The UK had already reduced tariffs on certain imported goods, such as fruit juices from Peru. “Free and open trade grows economies, lowers prices and helps businesses to sell to the world, which is why we’re cutting tariffs on a range of products,” said UK business and trade secretary Jonathan Reynolds.
The new zero tariffs on food and drinks could mean lower prices in supermarkets, restaurants and pubs, provided businesses pass them on to consumers.
The announcement comes just weeks after the Food and Drink Federation (FDF) warned that “doing business in the UK is becoming increasingly expensive”. Responding to the latest rates of food and non-alcoholic drinks inflation figures, the membership organisation which represents the industry’s manufacturers, said businesses continue to grapple with rising energy and commodities prices.

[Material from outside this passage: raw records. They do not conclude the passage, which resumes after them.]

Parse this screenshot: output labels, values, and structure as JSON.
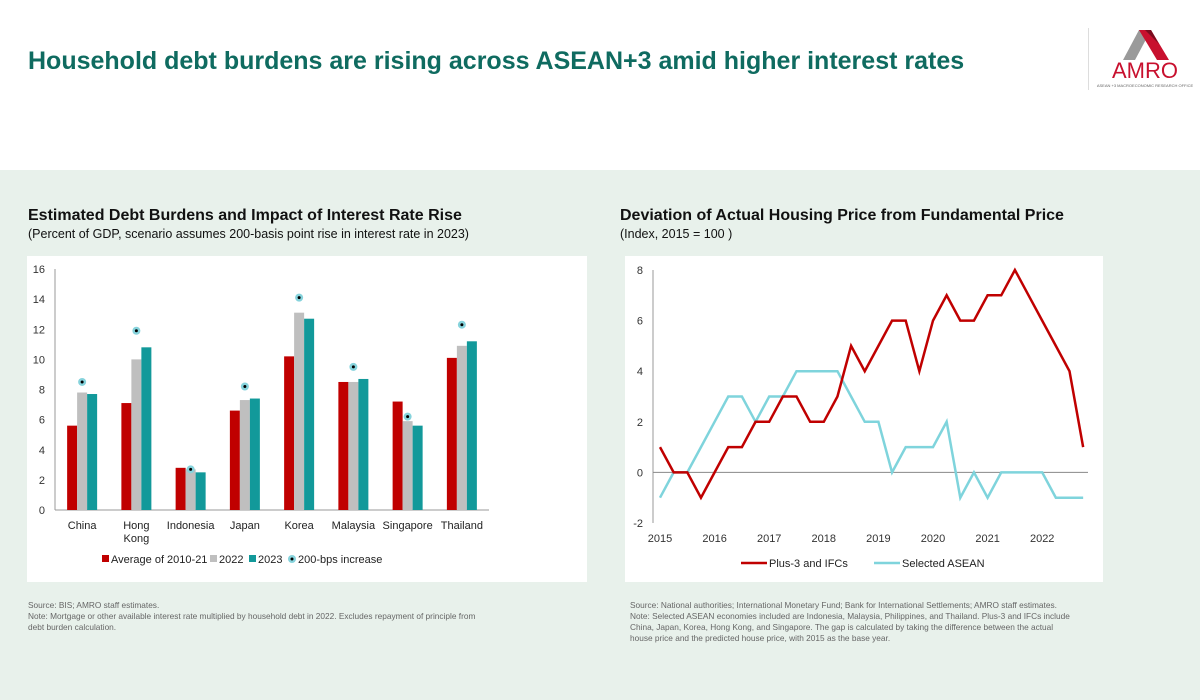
{
  "header": {
    "title": "Household debt burdens are rising across ASEAN+3 amid higher interest rates",
    "logo_text": "AMRO",
    "logo_subtext": "ASEAN+3 MACROECONOMIC RESEARCH OFFICE"
  },
  "left": {
    "title": "Estimated Debt Burdens and Impact of Interest Rate Rise",
    "subtitle": "(Percent of GDP, scenario assumes 200-basis point rise in interest rate in 2023)",
    "source": "Source: BIS; AMRO staff estimates.",
    "note": "Note: Mortgage or other available interest rate multiplied by household debt in 2022. Excludes repayment of principle from debt burden calculation."
  },
  "right": {
    "title": "Deviation of Actual Housing Price from Fundamental Price",
    "subtitle": "(Index, 2015 = 100 )",
    "source": "Source: National authorities; International Monetary Fund; Bank for International Settlements; AMRO staff estimates.",
    "note": "Note: Selected ASEAN economies included are Indonesia, Malaysia, Philippines, and Thailand. Plus-3 and IFCs include China, Japan, Korea, Hong Kong, and Singapore. The gap is calculated by taking the difference between the actual house price and the predicted house price, with 2015 as the base year."
  },
  "chart_data": [
    {
      "type": "bar",
      "title": "Estimated Debt Burdens and Impact of Interest Rate Rise",
      "ylim": [
        0,
        16
      ],
      "yticks": [
        "0",
        "2",
        "4",
        "6",
        "8",
        "10",
        "12",
        "14",
        "16"
      ],
      "categories": [
        "China",
        "Hong Kong",
        "Indonesia",
        "Japan",
        "Korea",
        "Malaysia",
        "Singapore",
        "Thailand"
      ],
      "series": [
        {
          "name": "Average of 2010-21",
          "color": "#c00000",
          "values": [
            5.6,
            7.1,
            2.8,
            6.6,
            10.2,
            8.5,
            7.2,
            10.1
          ]
        },
        {
          "name": "2022",
          "color": "#bfbfbf",
          "values": [
            7.8,
            10.0,
            2.7,
            7.3,
            13.1,
            8.5,
            5.9,
            10.9
          ]
        },
        {
          "name": "2023",
          "color": "#12999a",
          "values": [
            7.7,
            10.8,
            2.5,
            7.4,
            12.7,
            8.7,
            5.6,
            11.2
          ]
        },
        {
          "name": "200-bps increase",
          "color": "#86d3dc",
          "values": [
            8.5,
            11.9,
            2.7,
            8.2,
            14.1,
            9.5,
            6.2,
            12.3
          ]
        }
      ],
      "legend": "bottom"
    },
    {
      "type": "line",
      "title": "Deviation of Actual Housing Price from Fundamental Price",
      "ylim": [
        -2,
        8
      ],
      "yticks": [
        "-2",
        "0",
        "2",
        "4",
        "6",
        "8"
      ],
      "xticks": [
        "2015",
        "2016",
        "2017",
        "2018",
        "2019",
        "2020",
        "2021",
        "2022"
      ],
      "x_frequency": "quarterly",
      "x_start": "2015Q1",
      "series": [
        {
          "name": "Plus-3 and IFCs",
          "color": "#c00000",
          "values": [
            1,
            0,
            0,
            -1,
            0,
            1,
            1,
            2,
            2,
            3,
            3,
            2,
            2,
            3,
            5,
            4,
            5,
            6,
            6,
            4,
            6,
            7,
            6,
            6,
            7,
            7,
            8,
            7,
            6,
            5,
            4,
            1
          ]
        },
        {
          "name": "Selected ASEAN",
          "color": "#7fd4dc",
          "values": [
            -1,
            0,
            0,
            1,
            2,
            3,
            3,
            2,
            3,
            3,
            4,
            4,
            4,
            4,
            3,
            2,
            2,
            0,
            1,
            1,
            1,
            2,
            -1,
            0,
            -1,
            0,
            0,
            0,
            0,
            -1,
            -1,
            -1
          ]
        }
      ],
      "legend": "bottom"
    }
  ]
}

The current situation has led to a slump in confidence levels. The FDF’s most recent quarterly State of the Industry report found confidence among the UK’s 12,500 food and beverage manufacturers declined sharply over the past year, dropping to -47% in Q4 2024 compared with -6% in Q3 2024.
Higher Employer’s National Insurance Contributions have since kicked in and there are concerns about the cost implications of the upcoming extended producer responsibility on packaging regulations (pEPR).
The new packaging regulations shift the full financial responsibility for managing packaging waste onto producers, ensuring businesses who place packaging on the UK market contribute to its end-of-life management. Harder-to-recycle materials attract higher fees.
This has been reported as a ‘seismic shift’ in the economics of food and drink packaging, with additional costs estimated at over £1 bn in the first year.
Many companies already have to report data, with full financial responsibilities coming into force in October 2025. The agreed fees will be published in June and industry groups have been calling for clarification on exactly how the money will be spent by local councils.
Food industry representatives have also been pushing for the long-delayed regulations – which they are now referring to as a ‘tax’ – to be postponed further given the current market conditions, both nationally and internationally.
The UK Government is currently negotiating trade deals with India, the Gulf Cooperation Council, South Korea, and Switzerland. However, relationships with the US and EU remain in the spotlight.
A potential trade deal with the US has once again raised fears over imports of ‘chlorinated chicken’ and ‘hormone-pumped’ beef. Late April has been billed as crunch time for any potential US-UK deal.